Gianjoyo dan Kirana bisa dikatakan orang yang beruntung saat mereka mendapatkan seorang anak laki-laki yang mereka namai Lengkukup. Dia memiliki bakat seorang pendekar sejak kecil, Lengkukup diberkahi kemampuan mempelajari sesuatu dengan cepat.Kemampuannya itu tentu menjadi daya tarik bagi sebagian orang, tetapi beberapa dari orang itu menaruh kebencian terhadapnya, mereka iri atas pencapaian yang dilakukan Lengkukup.
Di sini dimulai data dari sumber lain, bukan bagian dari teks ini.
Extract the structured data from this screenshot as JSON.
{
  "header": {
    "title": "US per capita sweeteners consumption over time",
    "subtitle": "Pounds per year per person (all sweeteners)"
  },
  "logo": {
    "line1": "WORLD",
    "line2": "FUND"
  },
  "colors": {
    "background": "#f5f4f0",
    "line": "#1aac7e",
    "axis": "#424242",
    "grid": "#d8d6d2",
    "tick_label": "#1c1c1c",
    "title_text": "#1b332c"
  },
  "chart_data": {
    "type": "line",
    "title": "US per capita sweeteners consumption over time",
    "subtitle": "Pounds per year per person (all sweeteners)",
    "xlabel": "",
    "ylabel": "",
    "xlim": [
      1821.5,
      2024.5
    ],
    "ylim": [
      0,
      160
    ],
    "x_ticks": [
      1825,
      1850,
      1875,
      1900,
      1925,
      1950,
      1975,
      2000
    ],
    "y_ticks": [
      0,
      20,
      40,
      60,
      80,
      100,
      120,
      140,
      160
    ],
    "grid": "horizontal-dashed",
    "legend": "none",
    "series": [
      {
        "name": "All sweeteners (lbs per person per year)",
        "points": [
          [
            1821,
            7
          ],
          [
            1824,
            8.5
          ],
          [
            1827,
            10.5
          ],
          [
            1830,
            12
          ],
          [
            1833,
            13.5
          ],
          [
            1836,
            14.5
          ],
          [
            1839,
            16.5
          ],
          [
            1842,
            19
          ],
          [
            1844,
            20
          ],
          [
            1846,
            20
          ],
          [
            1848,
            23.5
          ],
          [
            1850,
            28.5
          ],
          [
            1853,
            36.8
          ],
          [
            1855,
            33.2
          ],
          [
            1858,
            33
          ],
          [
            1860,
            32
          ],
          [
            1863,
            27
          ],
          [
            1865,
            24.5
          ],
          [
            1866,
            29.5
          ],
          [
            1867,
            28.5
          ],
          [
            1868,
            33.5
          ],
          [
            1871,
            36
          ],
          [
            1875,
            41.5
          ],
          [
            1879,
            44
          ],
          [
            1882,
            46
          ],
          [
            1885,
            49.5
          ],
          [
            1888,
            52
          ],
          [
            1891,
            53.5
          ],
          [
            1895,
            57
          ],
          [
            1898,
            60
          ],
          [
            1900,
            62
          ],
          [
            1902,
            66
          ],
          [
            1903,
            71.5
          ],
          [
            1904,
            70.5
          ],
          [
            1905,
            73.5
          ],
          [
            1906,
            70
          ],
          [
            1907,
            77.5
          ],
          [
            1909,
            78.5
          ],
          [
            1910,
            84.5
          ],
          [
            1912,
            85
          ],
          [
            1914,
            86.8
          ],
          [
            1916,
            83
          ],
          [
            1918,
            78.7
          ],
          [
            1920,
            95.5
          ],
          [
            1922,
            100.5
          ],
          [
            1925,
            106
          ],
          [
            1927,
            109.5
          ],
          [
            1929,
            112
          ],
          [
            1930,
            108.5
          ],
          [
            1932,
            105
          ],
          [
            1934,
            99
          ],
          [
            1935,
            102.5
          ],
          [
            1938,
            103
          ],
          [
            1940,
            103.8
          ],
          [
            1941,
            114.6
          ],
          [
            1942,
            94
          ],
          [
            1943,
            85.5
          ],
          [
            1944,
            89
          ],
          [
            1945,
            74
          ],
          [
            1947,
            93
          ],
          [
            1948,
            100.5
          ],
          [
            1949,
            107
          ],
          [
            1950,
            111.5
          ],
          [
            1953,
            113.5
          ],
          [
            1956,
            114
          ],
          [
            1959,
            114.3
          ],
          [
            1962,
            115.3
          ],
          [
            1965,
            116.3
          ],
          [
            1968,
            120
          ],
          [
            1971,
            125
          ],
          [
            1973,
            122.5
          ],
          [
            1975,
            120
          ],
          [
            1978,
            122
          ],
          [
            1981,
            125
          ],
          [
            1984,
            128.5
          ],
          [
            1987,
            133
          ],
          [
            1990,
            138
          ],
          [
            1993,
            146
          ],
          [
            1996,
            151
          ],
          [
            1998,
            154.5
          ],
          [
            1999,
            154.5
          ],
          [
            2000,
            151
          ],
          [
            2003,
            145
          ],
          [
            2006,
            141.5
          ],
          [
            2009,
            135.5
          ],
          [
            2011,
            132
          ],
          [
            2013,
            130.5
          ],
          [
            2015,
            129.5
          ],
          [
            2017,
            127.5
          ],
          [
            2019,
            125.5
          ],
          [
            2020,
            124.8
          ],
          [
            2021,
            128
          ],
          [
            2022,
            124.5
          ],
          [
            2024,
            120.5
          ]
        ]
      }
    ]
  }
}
Tepat ketika menginjak usia tujuh tahun, sekte Aur Duri mengadakan sayembara untuk anak muda yang berbakat. Banyak yang berpartisipasi disayembara yang diadakan itu dan Lengkukup menjadi salah satu pesertanya.
Lengkukup bukannya menjadi sosok yang membanggakan, tetapi dirinya justru menjadi korban cemoohan dan dianggap curang oleh orang tua anak-anaknya karena Lengkukup dapat dengan mudah mengalahkan musuh-musuhnya. Gianjoyo dan Kirana saat itu melihat Lengkukup dihina bahkan dikucilkan tidak terima atas perlakuan mereka.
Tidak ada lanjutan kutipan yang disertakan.